Practice gratitude – write in a diary or say "thank you". Take a long walk outside with my dog. Listen to music. Put my strengths to the test. Improve my work area by investing in a standing desk and plants. The right lighting, the environment with personal items and healthy snacks also help.

Don't be anti-social.

In addition to personalizing your work area, using your work environment and work culture can also help combat the helplessness you have learned. For example, instead of having lunch alone, take a bite with a colleague. You can also suggest team building activities or social events after work.

Another idea would be to plan walking or standing instead of sitting down. Exercise not only ensures that the meeting is short and concise, but also brings oxygen to the brain. You can also ask for feedback or offer it to others.

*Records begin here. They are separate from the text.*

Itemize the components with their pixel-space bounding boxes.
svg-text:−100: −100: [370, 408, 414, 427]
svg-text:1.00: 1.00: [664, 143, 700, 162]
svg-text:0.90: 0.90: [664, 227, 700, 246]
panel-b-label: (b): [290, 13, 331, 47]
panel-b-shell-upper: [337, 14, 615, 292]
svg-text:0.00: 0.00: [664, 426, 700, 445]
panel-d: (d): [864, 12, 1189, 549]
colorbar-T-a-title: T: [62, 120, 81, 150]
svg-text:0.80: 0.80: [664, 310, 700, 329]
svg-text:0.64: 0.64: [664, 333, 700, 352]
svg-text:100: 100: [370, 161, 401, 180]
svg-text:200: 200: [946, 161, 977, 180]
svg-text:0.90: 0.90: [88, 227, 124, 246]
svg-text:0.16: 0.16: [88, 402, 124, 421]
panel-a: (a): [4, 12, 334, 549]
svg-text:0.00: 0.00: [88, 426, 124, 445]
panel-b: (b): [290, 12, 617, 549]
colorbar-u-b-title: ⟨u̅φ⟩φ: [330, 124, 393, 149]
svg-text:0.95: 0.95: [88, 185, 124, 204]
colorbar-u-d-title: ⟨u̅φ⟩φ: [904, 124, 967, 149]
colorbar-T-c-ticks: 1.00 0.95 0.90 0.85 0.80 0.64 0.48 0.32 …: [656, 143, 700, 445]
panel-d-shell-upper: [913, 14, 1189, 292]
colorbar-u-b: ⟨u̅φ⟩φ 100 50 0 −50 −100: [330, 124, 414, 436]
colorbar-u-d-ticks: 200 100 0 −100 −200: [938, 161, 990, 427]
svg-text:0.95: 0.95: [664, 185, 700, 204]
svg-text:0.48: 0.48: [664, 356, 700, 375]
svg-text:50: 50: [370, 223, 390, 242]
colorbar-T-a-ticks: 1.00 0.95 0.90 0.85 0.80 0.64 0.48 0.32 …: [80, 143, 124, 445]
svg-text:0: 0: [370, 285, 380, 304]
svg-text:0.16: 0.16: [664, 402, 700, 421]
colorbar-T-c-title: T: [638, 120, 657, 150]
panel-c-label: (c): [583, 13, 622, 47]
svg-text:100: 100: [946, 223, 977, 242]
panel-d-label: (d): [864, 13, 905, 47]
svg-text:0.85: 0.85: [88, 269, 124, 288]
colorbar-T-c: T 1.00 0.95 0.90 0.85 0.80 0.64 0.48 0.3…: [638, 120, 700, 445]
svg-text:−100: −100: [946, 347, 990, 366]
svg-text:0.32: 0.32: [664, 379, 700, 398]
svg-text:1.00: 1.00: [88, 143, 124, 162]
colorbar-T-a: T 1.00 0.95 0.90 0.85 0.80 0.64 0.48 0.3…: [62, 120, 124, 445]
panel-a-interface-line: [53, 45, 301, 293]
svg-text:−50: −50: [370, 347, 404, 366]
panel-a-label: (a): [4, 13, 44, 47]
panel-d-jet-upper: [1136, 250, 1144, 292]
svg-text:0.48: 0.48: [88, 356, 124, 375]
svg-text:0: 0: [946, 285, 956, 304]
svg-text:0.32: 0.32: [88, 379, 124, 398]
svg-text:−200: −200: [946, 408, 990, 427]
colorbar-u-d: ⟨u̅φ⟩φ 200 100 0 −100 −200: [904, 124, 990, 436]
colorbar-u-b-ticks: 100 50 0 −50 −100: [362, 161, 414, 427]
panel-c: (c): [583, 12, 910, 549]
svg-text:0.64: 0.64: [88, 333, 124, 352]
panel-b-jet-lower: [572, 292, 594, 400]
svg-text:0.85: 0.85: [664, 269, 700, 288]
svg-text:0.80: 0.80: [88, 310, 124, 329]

And if there are colleagues you don't get along with, look for alternatives. If you are in a leadership position, it can mean that you release them when they are toxic. If you are not a leader, ask if you can move to another part of the office or join a different group.

Most importantly, if you need to speak to someone, please do so. Whether it's a family member, friend, colleague, or therapist, you just know that you don't have to do this alone.

Use intrinsic motivation.

Did you know that there are two types of motivation? The first is "extrinsic" (or external). An example of this would be to receive a promotion or bonus by adhering to a deadline. The second is "intrinsic" (or internal). Learning a new skill or hobby during your downtime is a typical example of this type as you strive for personal satisfaction or performance.

In other words, extrinsic motivation often depends on “if, then” rewards. While there are times when these can be effective motivators, researchers have found that they can degrade performance.

Therefore, you should focus on intrinsic motivation. An excellent starting point would be the three elements that are necessary for the inherent motivation of the author Dan Pink: autonomy, mastery and purpose. Don't sweat when you hit all three. The idea is to use them to find and create opportunities.

Related: How To Stay Motivated (Even If You Really Don't Want To)

Change your situation.

Let's say your helplessness is caused by feeling overwhelmed by your workload. They admitted this and looked for solutions, e.g. B. Prioritize your lists. Unfortunately, you still feel underwater.

If so, you may need to dig deeper. Which tasks can be automated, delegated or removed? Are there meeting alternatives such as email or a quick call? Are you more productive at home or in the office?

What if you have answered all of these questions and nothing has changed? It may be time to leave your current green pasture job.